The RCTs most likely to be terminated tended to be larger trials requiring big numbers of participants and were more likely when the trial was phase 2. A trial involving multiple large centres of care was most likely to be successfully completed.

Misinformation may cause distress

Quarter of all ovarian cancer cases linked to endometriosis: expert

https://tinyurl.com/vch9rrc9

NewsNation a cable network news service is the leader in US prime-time television being the most-watched service. As such it has a responsibility to ensure that any comment is factual and correct.

A recent posting stating that 25% of ovarian cancer is associated with endometriosis does not meet this benchmark. Information taken from a large cohort study published in JAMA in July 2024 appears to have been misinterpreted or misunderstood.

Endometriosis is associated with ovarian cancer, most notably rare types such as endometrioid and clear cell cancer, which most often present at an early stage. The cohort study shows the greatly increased risk with infiltrative and ovarian endometrioma type disease. However, these represent only a very small proportion of the total spectrum of endometriosis.
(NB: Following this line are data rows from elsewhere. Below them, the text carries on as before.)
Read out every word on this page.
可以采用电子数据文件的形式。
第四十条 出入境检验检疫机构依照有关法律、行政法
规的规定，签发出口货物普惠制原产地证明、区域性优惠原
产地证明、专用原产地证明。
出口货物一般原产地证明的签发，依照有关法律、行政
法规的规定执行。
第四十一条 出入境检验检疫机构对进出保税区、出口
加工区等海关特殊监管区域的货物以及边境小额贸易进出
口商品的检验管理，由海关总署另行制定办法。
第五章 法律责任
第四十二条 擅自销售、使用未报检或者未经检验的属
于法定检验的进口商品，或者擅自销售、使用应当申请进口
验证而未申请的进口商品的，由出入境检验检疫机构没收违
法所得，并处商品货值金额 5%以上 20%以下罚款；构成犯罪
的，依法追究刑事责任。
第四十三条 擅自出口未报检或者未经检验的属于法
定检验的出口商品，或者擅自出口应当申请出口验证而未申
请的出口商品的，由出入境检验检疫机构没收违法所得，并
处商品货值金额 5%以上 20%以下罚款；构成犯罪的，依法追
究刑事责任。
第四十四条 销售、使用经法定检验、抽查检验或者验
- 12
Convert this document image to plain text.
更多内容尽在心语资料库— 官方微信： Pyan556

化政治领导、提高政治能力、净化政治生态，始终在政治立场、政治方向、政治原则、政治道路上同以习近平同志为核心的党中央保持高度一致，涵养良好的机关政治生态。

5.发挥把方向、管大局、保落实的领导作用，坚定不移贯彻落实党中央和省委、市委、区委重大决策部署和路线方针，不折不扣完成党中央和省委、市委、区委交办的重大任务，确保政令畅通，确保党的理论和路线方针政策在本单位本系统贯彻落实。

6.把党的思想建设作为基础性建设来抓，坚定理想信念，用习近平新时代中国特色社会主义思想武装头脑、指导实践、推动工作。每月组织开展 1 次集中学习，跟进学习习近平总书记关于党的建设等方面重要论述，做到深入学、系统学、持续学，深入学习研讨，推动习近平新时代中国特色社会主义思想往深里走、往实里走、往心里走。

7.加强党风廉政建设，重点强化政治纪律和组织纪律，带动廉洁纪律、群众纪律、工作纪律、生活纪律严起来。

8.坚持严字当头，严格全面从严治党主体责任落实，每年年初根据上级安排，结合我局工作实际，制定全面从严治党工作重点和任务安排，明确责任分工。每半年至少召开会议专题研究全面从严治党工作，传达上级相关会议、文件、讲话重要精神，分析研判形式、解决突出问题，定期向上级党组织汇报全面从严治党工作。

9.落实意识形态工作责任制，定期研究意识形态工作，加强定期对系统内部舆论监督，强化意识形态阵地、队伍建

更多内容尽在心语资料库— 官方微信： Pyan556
The absolute risk of developing ovarian cancer for women with endometriosis is about 2%. Most research suggests about 10 % of all ovarian cancer has some link to endometriosis. To state otherwise in such a public forum may cause unnecessary distress.

FemBloc contraception possibly harmful

FDA grants IDE approval for FemBloc nonsurgical permanent birth control

https://tinyurl.com/4kmjt2s8

Ovarian cancer mortality and incidence have significantly decreased over the last 20 years. One of the reasons for this is the use of hormonal contraception, meaning fewer lifetime menstrual cycles.

Also, resection and ligation of the fallopian tubes as a permanent contraceptive measure has resulted in some protection against ovarian cancer.

A new product called FemBloc threatens to disrupt this. Using an innovative outpatient delivery system, a liquid polymer glue is injected into the Fallopian tube causing permanent obstruction, with no ovarian access to the uterine cavity.

This device has recently been granted Investigational Device Exemption from the FDA and a phase III clinical trial (FINALE) is currently underway. Preliminary phases of the trial have shown the procedure to be safe with no tubal pregnancy reported.

The occlusion of fallopian tubes may be protective against ovarian cancer in a similar manner to surgical ligation. However, should this become a common form of contraception, replacing hormonal control, the consequent increase in menstrual cycles has the potential to increase ovarian cancer incidence.

Easy testing for defective DNA repair

Easy testing for defective DNA repair

Olaparib, durvalumab, and cyclophosphamide, and a prognostic blood signature in platinum-sensitive ovarian cancer: the randomized phase 2 SOLACE2 trial

https://tinyurl.com/dmncvndv

Defective DNA repair causes about half of all ovarian cancer. For those women who develop this cancer, and are shown to have the defect, treatment with PARP inhibitors (PARPi) will extend progress-free survival (PFS). Identifying these women is costly and unreliable. A new finding obtained from an otherwise inconclusive clinical trial may lead to a cheaper and dependable test.

The Solace 2 trial sought over a 4-year period to prove that stimulating an immune response before starting conventional therapy would improve PFS for women with advanced high grade serous ovarian cancer (HGSOC). It is well known that HGSOC depresses immunity, and this accounts for the usual bad outcomes. The trial did not achieve the key indicator, which was 36-week PFS for two-thirds of the treatment group.

An unexpected finding from the trial was the effectiveness of a blood test for defective DNA repair. This test identifies T cell checkpoints found with this defect, meaning it may soon be possible to quickly and easily determine who will benefit from PARPi therapy.